Lívia e o irmão dançavam num canto da sala. Dançavam quietos,
enroscados, movidos por um ritmo só deles, que não era carnavalesco. Quando
os foliões esbarravam no par, os dois rostos se encontravam e, aí sim, davam
gargalhadas de Carnaval. Yaqub ensombreceu. Não teve coragem de ir falar
com ela. Odiou o baile, “odiei as músicas daquela noite, os mascarados, e odiei
a noite”, contou Yaqub a Domingas na tarde da Quarta-Feira de Cinzas. Foi
uma noite insone. Ele fingia dormir quando o irmão entrou no quarto dele
naquela madrugada, quando o som das marchinhas carnavalescas e a gritaria
dos bêbados enchiam a atmosfera de Manaus. De olhos fechados, sentiu o
cheiro de lança-perfume e suor, o odor de dois corpos enlaçados, e percebeu
que o irmão estava sentado no assoalho e olhava para ele. Yaqub permaneceu
quieto, apreensivo, derrotado. Notou o irmão sair lentamente do quarto, o
cabelo e a camisa cheios de confete e serpentina, o rosto sorridente e cheio de
prazer.
Foi o seu último baile. Quer dizer, a última manhã em que viu o irmão
chegar de uma noitada de arromba. Não entendia por que Zana não ralhava
com o Caçula, e não entendeu por que ele, e não o irmão, viajou para o Líbano
dois meses depois.
Agora o Land Rover contornava a praça Nossa Senhora dos Remédios,
aproximava-se da casa e ele não queria se lembrar do dia da partida. Sozinho,
aos cuidados de uma família de amigos que ia viajar para o Líbano. Sim, por
que ele e não o Caçula, perguntava a si mesmo, e as mangueiras e oitizeiros
sombreando a calçada, e essas nuvens imensas, inertes como uma pintura em
fundo azulado, o cheiro da rua da infância, dos quintais, da umidade
amazônica, a visão dos vizinhos debruçados nas janelas e a mãe acariciando-
lhe a nuca, a voz dócil dizendo-lhe: “Chegamos querido, a nossa casa...”.
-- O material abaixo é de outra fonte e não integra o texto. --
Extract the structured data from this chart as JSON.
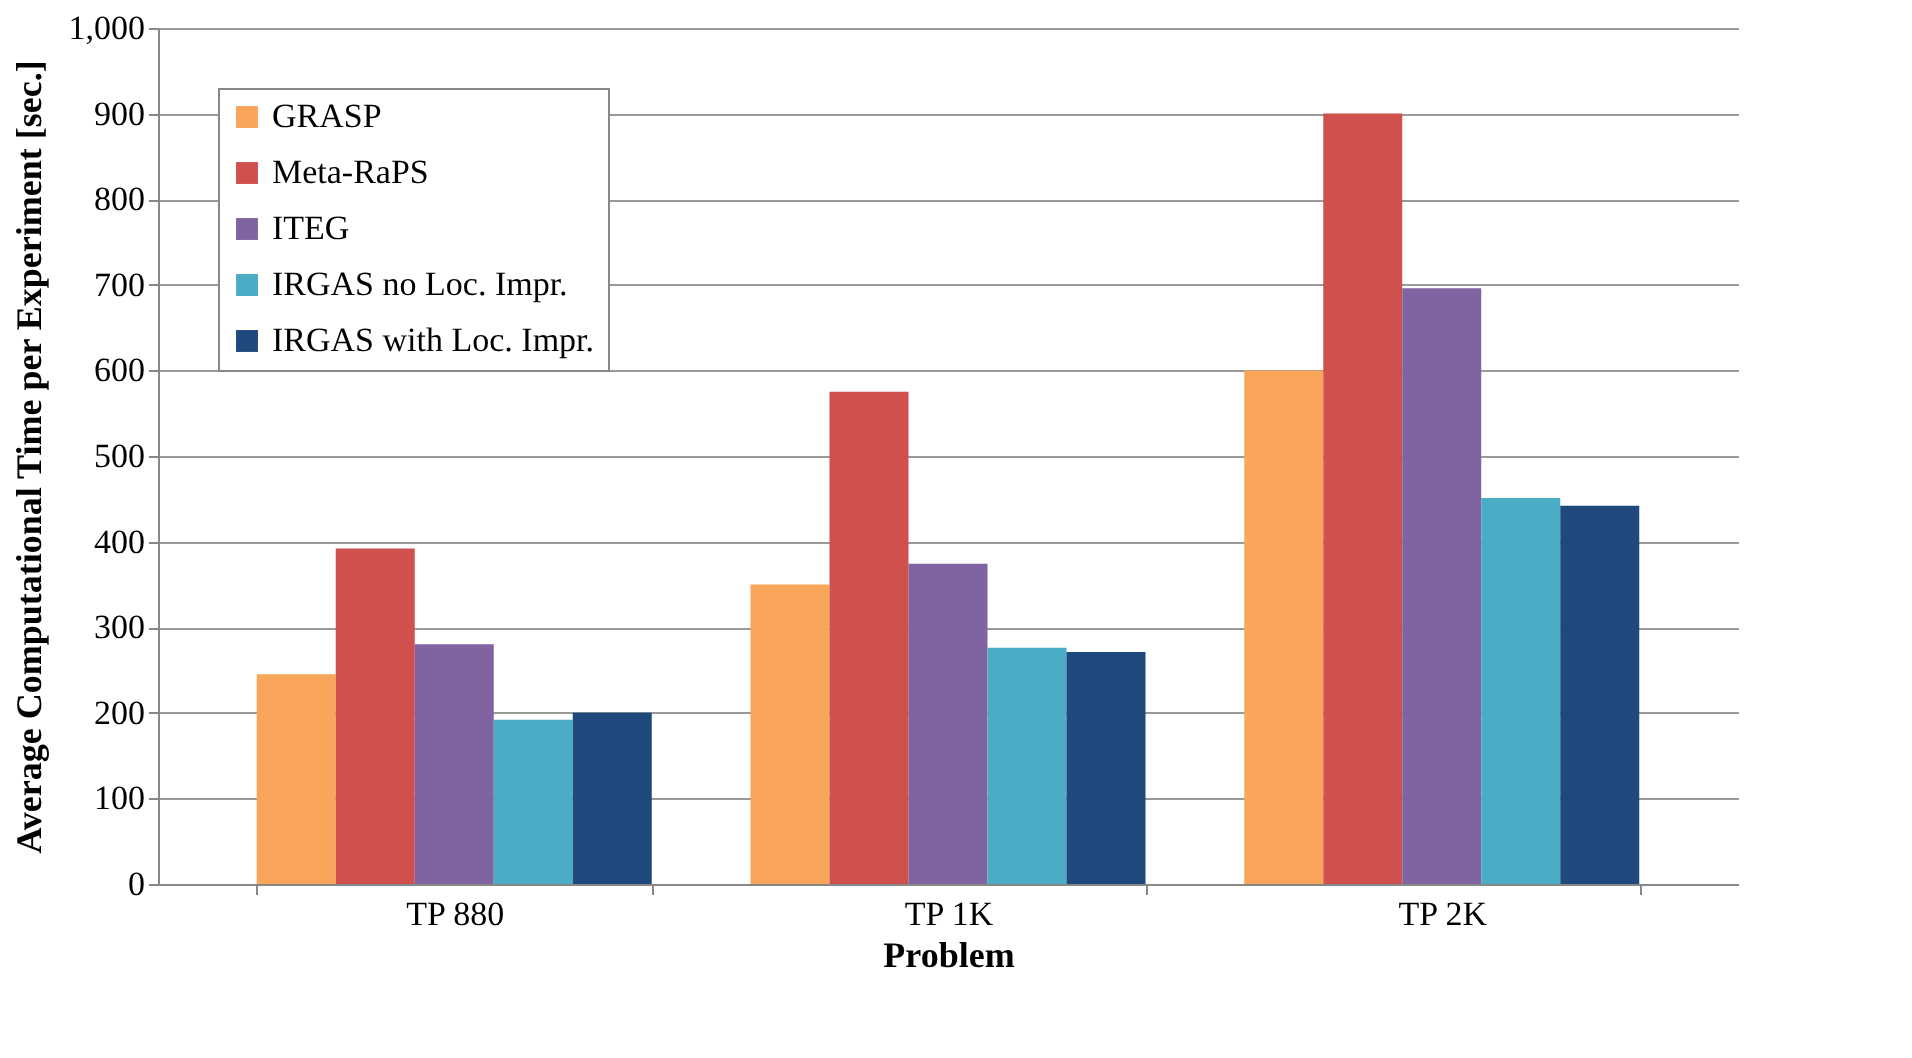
{
  "chart_data": {
    "type": "bar",
    "xlabel": "Problem",
    "ylabel": "Average Computational Time per Experiment [sec.]",
    "categories": [
      "TP 880",
      "TP 1K",
      "TP 2K"
    ],
    "series": [
      {
        "name": "GRASP",
        "color": "#f9a55a",
        "values": [
          245,
          350,
          600
        ]
      },
      {
        "name": "Meta-RaPS",
        "color": "#d0504d",
        "values": [
          392,
          575,
          900
        ]
      },
      {
        "name": "ITEG",
        "color": "#8064a2",
        "values": [
          280,
          374,
          696
        ]
      },
      {
        "name": "IRGAS no Loc. Impr.",
        "color": "#4bacc6",
        "values": [
          192,
          276,
          451
        ]
      },
      {
        "name": "IRGAS with Loc. Impr.",
        "color": "#1f497d",
        "values": [
          200,
          271,
          442
        ]
      }
    ],
    "ylim": [
      0,
      1000
    ],
    "yticks": [
      {
        "value": 0,
        "label": "0"
      },
      {
        "value": 100,
        "label": "100"
      },
      {
        "value": 200,
        "label": "200"
      },
      {
        "value": 300,
        "label": "300"
      },
      {
        "value": 400,
        "label": "400"
      },
      {
        "value": 500,
        "label": "500"
      },
      {
        "value": 600,
        "label": "600"
      },
      {
        "value": 700,
        "label": "700"
      },
      {
        "value": 800,
        "label": "800"
      },
      {
        "value": 900,
        "label": "900"
      },
      {
        "value": 1000,
        "label": "1,000"
      }
    ],
    "grid": "y",
    "legend": "top left"
  }
}
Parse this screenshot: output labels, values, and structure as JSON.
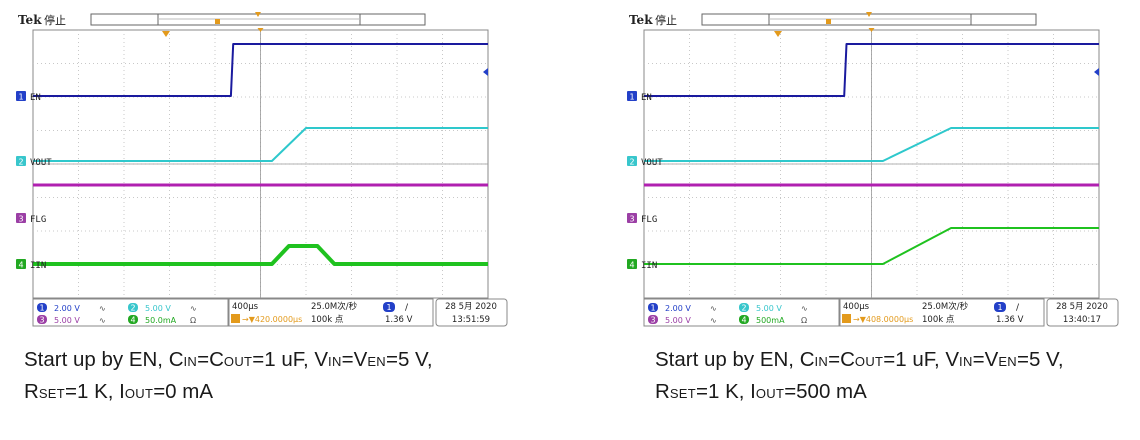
{
  "chart_data": [
    {
      "type": "line",
      "title": "Start up by EN, IOUT=0 mA",
      "brand": "Tek",
      "status": "停止",
      "x_unit": "µs",
      "x_range": [
        0,
        4000
      ],
      "time_per_div_label": "400µs",
      "sample_rate": "25.0M次/秒",
      "record_length": "100k 点",
      "trigger_position": "420.0000µs",
      "trigger_channel": "1",
      "trigger_slope": "/",
      "trigger_level": "1.36 V",
      "date": "28 5月 2020",
      "time": "13:51:59",
      "channels": [
        {
          "id": "1",
          "label": "EN",
          "scale": "2.00 V",
          "coupling": "∿",
          "color": "#1a1a9e",
          "badge": "#2340c8"
        },
        {
          "id": "2",
          "label": "VOUT",
          "scale": "5.00 V",
          "coupling": "∿",
          "color": "#2ec8cc",
          "badge": "#38c6cc"
        },
        {
          "id": "3",
          "label": "FLG",
          "scale": "5.00 V",
          "coupling": "∿",
          "color": "#b020b0",
          "badge": "#9b3fa5"
        },
        {
          "id": "4",
          "label": "IIN",
          "scale": "50.0mA",
          "coupling": "Ω",
          "color": "#1fc21f",
          "badge": "#22a822"
        }
      ],
      "series": [
        {
          "name": "EN",
          "x": [
            0,
            1740,
            1760,
            4000
          ],
          "y": [
            0,
            0,
            5,
            5
          ]
        },
        {
          "name": "VOUT",
          "x": [
            0,
            2100,
            2400,
            4000
          ],
          "y": [
            0,
            0,
            5,
            5
          ]
        },
        {
          "name": "FLG",
          "x": [
            0,
            4000
          ],
          "y": [
            5,
            5
          ]
        },
        {
          "name": "IIN",
          "x": [
            0,
            2100,
            2250,
            2500,
            2650,
            4000
          ],
          "y": [
            0,
            0,
            40,
            40,
            0,
            0
          ]
        }
      ],
      "caption_lines": [
        [
          [
            "Start  up  by  EN,  C",
            ""
          ],
          [
            "IN",
            "sub"
          ],
          [
            "=C",
            ""
          ],
          [
            "OUT",
            "sub"
          ],
          [
            "=1  uF,  V",
            ""
          ],
          [
            "IN",
            "sub"
          ],
          [
            "=V",
            ""
          ],
          [
            "EN",
            "sub"
          ],
          [
            "=5  V,",
            ""
          ]
        ],
        [
          [
            "R",
            ""
          ],
          [
            "SET",
            "sub"
          ],
          [
            "=1 K, I",
            ""
          ],
          [
            "OUT",
            "sub"
          ],
          [
            "=0 mA",
            ""
          ]
        ]
      ]
    },
    {
      "type": "line",
      "title": "Start up by EN, IOUT=500 mA",
      "brand": "Tek",
      "status": "停止",
      "x_unit": "µs",
      "x_range": [
        0,
        4000
      ],
      "time_per_div_label": "400µs",
      "sample_rate": "25.0M次/秒",
      "record_length": "100k 点",
      "trigger_position": "408.0000µs",
      "trigger_channel": "1",
      "trigger_slope": "/",
      "trigger_level": "1.36 V",
      "date": "28 5月 2020",
      "time": "13:40:17",
      "channels": [
        {
          "id": "1",
          "label": "EN",
          "scale": "2.00 V",
          "coupling": "∿",
          "color": "#1a1a9e",
          "badge": "#2340c8"
        },
        {
          "id": "2",
          "label": "VOUT",
          "scale": "5.00 V",
          "coupling": "∿",
          "color": "#2ec8cc",
          "badge": "#38c6cc"
        },
        {
          "id": "3",
          "label": "FLG",
          "scale": "5.00 V",
          "coupling": "∿",
          "color": "#b020b0",
          "badge": "#9b3fa5"
        },
        {
          "id": "4",
          "label": "IIN",
          "scale": "500mA",
          "coupling": "Ω",
          "color": "#1fc21f",
          "badge": "#22a822"
        }
      ],
      "series": [
        {
          "name": "EN",
          "x": [
            0,
            1760,
            1780,
            4000
          ],
          "y": [
            0,
            0,
            5,
            5
          ]
        },
        {
          "name": "VOUT",
          "x": [
            0,
            2100,
            2700,
            4000
          ],
          "y": [
            0,
            0,
            5,
            5
          ]
        },
        {
          "name": "FLG",
          "x": [
            0,
            4000
          ],
          "y": [
            5,
            5
          ]
        },
        {
          "name": "IIN",
          "x": [
            0,
            2100,
            2700,
            4000
          ],
          "y": [
            0,
            0,
            500,
            500
          ]
        }
      ],
      "caption_lines": [
        [
          [
            "Start  up  by  EN,  C",
            ""
          ],
          [
            "IN",
            "sub"
          ],
          [
            "=C",
            ""
          ],
          [
            "OUT",
            "sub"
          ],
          [
            "=1  uF,  V",
            ""
          ],
          [
            "IN",
            "sub"
          ],
          [
            "=V",
            ""
          ],
          [
            "EN",
            "sub"
          ],
          [
            "=5  V,",
            ""
          ]
        ],
        [
          [
            "R",
            ""
          ],
          [
            "SET",
            "sub"
          ],
          [
            "=1 K, I",
            ""
          ],
          [
            "OUT",
            "sub"
          ],
          [
            "=500 mA",
            ""
          ]
        ]
      ]
    }
  ]
}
Zana desceu do jipe e procurou em vão Omar. Rânia estava no alpendre,
alinhada, perfumada.
“Ele chegou? Meu irmão chegou?” Correu para a porta, de onde avistou um rapaz tímido, mais alto que o pai, segurando o farnel surrado e
agora olhando para ela com o olhar de alguém que vê pela primeira vez a
moça, e não a menina mirrada que abraçara no cais do Manaus Harbour.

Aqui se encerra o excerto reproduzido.